One of the first patients the movie showed the main character interacting with in the hospital attached to the medical school was a terminal patient, a man who had painful pancreatic cancer and would throw things and growl and yell at everyone. This patient was in great pain and struggling with his impending death. Patch connected with him, treated him as a human being, didn’t lie to him about the prognosis, and eased his passing.

Yet, one of the issues that the movie addresses very directly is the overtly taught skill of a doctor holding him/herself aloof from the patient. I learned a bit about this in law school too. In order to be a good clinician or a good guide, the idea is to avoid transference. The idea in teaching this is to keep the clinician’s personal feelings out of the doctor/patient relationship and thus, theoretically, to keep the patients from affecting the doctors too much.

The main character’s perspective on this idea is:

Transference is inevitable. Every human being has an impact on another. Why don’t we want that in a patient/doctor relationship?

He goes on to say:

A doctor’s mission should not just to prevent death but also to improve the quality of life. That’s why if you treat a disease, you win you lose; you treat a person, I guarantee you’ll win, no matter what the outcome.

As a professional patient, I think the American medical system is much better about treating symptoms than improving quality of life. In my experience, finding a clinician who is interested in the patient’s quality of life is actually more rare than it should be. There are those clinicians whose overall job is to focus on quality of life, like palliative care doctors; at the same time, I believe each doctor has a role to play in addressing quality of life and it should not take a patient begging to have that addressed.

The movie ends with Patch Adams graduating from medical school and going on to fulfill his dream of a supportive institute that combines the best of medical care with the needs of the patient to arrive at a place where the patient’s whole person is supported.

He says …

Compassion should be contagious.

It’s not just doctors or medical professionals who need to think in terms of treating everyone with compassion. The definition of compassion is a “sympathetic consciousness of others’ distress together with a desire to alleviate it.” Modeling compassion and not only seeing, but working to alleviate the suffering or distress of others is indeed contagious.

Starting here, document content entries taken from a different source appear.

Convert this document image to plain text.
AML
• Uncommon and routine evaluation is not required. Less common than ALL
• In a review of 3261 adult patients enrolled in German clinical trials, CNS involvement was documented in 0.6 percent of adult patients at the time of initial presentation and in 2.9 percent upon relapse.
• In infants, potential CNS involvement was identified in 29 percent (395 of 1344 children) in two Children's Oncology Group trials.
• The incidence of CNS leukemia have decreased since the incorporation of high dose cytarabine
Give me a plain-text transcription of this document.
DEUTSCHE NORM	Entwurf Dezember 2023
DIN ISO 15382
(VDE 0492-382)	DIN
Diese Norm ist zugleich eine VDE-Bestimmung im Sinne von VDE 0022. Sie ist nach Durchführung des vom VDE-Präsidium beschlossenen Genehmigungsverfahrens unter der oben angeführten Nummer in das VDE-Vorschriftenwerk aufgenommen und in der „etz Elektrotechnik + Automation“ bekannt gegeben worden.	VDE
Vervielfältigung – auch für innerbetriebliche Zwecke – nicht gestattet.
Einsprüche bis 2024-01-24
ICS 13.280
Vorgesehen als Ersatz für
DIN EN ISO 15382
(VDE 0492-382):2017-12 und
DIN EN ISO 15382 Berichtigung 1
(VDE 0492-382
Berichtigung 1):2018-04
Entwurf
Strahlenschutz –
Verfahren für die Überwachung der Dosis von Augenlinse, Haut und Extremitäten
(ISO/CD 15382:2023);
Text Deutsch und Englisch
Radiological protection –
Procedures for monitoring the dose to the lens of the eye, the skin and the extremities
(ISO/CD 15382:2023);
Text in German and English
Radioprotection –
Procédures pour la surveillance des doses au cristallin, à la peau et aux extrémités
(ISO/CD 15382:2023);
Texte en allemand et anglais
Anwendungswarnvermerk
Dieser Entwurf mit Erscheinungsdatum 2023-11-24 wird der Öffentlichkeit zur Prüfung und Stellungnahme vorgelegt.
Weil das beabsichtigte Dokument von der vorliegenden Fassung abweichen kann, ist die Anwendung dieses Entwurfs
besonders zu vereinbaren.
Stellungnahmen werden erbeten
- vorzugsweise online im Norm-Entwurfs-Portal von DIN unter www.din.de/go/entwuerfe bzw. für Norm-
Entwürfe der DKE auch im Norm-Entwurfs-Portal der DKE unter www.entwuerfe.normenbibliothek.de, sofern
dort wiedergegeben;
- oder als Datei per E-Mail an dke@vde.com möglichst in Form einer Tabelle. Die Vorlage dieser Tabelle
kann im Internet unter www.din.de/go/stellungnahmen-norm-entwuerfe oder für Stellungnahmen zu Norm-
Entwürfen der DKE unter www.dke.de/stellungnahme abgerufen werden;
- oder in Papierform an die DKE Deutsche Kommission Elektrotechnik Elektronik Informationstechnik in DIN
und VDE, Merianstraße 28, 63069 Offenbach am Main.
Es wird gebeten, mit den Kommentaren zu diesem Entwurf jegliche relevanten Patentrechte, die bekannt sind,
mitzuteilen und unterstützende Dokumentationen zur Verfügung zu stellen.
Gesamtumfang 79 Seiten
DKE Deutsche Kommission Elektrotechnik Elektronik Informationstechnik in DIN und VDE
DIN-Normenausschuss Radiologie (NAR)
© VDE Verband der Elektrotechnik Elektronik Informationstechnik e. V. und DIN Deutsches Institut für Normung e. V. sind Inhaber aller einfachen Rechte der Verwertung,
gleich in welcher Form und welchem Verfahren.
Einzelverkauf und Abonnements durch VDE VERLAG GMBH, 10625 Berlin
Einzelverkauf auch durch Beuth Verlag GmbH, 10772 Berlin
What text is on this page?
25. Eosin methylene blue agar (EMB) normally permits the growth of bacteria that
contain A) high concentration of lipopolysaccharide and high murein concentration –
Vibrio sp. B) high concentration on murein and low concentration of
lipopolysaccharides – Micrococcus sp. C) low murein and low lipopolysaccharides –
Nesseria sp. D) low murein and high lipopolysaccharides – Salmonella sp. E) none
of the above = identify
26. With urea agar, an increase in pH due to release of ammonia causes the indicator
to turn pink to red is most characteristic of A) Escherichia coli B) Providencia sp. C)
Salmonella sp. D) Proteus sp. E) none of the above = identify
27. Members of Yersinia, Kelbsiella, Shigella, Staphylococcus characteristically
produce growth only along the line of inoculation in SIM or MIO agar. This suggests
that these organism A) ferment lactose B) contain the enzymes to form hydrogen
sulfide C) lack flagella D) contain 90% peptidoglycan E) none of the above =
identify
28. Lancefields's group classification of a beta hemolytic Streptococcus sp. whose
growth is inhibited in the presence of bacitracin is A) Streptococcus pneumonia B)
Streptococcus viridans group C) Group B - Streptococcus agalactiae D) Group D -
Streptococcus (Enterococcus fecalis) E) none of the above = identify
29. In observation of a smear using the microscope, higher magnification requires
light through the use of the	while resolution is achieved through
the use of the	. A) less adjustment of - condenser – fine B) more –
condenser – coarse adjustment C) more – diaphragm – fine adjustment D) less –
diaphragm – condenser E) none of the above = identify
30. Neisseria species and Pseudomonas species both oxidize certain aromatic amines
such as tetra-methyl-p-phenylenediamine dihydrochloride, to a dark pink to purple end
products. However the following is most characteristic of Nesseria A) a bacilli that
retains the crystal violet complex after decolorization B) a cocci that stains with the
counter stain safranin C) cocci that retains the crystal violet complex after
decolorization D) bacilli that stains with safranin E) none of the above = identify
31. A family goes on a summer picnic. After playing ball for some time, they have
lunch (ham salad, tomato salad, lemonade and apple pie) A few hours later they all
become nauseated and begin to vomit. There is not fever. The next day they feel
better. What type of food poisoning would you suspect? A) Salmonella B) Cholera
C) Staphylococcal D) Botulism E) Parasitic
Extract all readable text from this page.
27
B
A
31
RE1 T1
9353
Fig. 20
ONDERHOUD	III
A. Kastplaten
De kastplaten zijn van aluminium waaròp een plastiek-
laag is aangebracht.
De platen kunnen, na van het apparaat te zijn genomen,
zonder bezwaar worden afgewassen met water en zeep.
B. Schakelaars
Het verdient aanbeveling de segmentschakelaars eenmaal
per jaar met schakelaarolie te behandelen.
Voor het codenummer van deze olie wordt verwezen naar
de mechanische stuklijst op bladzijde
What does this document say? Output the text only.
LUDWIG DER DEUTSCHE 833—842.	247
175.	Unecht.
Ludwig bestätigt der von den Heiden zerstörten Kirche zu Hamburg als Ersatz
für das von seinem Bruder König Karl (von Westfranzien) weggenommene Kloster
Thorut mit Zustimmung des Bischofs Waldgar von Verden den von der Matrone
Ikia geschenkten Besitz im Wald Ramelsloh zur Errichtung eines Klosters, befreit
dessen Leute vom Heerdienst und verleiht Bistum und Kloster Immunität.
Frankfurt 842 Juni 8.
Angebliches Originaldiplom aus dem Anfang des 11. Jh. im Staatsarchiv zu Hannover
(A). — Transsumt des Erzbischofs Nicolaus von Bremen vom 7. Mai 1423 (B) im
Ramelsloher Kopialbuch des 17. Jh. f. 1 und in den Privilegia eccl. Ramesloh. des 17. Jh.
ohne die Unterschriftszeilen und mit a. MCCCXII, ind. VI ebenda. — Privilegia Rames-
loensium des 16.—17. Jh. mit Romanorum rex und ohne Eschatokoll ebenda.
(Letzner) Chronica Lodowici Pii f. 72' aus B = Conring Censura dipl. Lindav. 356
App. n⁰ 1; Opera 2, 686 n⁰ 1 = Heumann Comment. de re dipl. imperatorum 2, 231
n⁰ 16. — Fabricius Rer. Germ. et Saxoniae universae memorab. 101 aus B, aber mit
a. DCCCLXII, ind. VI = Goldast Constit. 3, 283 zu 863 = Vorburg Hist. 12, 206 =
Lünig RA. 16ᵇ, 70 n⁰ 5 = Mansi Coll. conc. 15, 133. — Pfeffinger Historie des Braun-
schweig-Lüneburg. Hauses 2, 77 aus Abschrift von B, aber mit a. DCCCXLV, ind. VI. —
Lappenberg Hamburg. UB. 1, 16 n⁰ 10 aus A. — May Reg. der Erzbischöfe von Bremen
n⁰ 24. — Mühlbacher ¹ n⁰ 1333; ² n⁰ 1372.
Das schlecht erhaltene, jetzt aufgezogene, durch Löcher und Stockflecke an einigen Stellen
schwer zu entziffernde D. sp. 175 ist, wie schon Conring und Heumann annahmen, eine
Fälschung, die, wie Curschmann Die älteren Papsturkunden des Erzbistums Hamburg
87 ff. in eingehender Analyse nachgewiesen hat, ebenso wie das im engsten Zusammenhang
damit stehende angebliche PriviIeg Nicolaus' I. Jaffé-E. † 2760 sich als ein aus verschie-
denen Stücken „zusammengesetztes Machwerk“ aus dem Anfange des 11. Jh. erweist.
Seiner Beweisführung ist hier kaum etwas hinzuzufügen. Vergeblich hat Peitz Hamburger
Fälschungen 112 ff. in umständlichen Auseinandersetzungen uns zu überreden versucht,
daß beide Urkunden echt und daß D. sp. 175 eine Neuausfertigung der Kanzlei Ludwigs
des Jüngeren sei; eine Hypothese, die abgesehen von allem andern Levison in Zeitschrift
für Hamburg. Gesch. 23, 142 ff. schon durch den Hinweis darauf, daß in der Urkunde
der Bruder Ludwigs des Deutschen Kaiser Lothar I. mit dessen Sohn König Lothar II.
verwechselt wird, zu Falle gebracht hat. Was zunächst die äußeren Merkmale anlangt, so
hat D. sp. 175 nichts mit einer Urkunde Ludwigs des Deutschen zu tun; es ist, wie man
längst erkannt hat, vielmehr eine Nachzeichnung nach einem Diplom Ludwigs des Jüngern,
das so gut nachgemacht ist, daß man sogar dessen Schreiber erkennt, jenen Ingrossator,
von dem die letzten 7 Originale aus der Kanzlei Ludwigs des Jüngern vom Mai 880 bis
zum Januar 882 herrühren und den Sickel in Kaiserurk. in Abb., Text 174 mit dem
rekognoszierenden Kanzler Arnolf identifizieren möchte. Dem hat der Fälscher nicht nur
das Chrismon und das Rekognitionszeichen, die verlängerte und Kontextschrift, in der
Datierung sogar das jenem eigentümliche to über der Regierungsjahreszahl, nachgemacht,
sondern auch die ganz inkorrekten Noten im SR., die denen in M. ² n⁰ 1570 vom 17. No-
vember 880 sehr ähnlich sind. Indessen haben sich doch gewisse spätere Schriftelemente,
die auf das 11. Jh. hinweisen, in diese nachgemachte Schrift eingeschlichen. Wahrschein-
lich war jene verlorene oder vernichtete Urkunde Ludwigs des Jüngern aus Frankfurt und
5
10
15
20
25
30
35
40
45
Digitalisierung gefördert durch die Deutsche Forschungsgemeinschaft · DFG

May we all practice contagious compassion today and every day!

12 thoughts on “Movie Review: Patch Adams

  1. In the past decade I have had a lot of interactions with veterinarians and quality of life issues. How amazingly different the attitude is between medical doctors and veterinarians, when you would presume there would be none. Vets are totally focused on quality of life and MDs just on life, although there are exceptions. I wonder why the attitudes are so different?

    Liked by 1 person

    1. Yes!! I agree with you. It’s astonishing that we pet parents can make the decision to address end of life issues and we can’t make those decisions for ourselves. Seems very backwards to me. Maybe the vets could help teach the docs how to think differently!? ❤️

      Liked by 1 person

  2. I forgot about this movie. Thank you so much for posting a great review and pointing out so many relatable observations. The one that resonated with me the most is the quality of life. When my sister was dying of ovarian cancer, her doctors focused purely on treating her medical needs and extending her life without making a connection with her as a person and considering her mental and emotional needs. That needs to change. The patient needs to be seen as a person with a disease, both of which require treatment.

    Liked by 1 person

  3. Been a long time since I watched that movie, but your review is right on. I find some doctors don’t trust their patients enough. For instance, I coughed at my last visit (swallowed something the wrong way) and the doctor said, “What’s that cough about? Why didn’t you tell me?” When I said it was just a cough she looked at me like I was hiding something from her! Come on, people!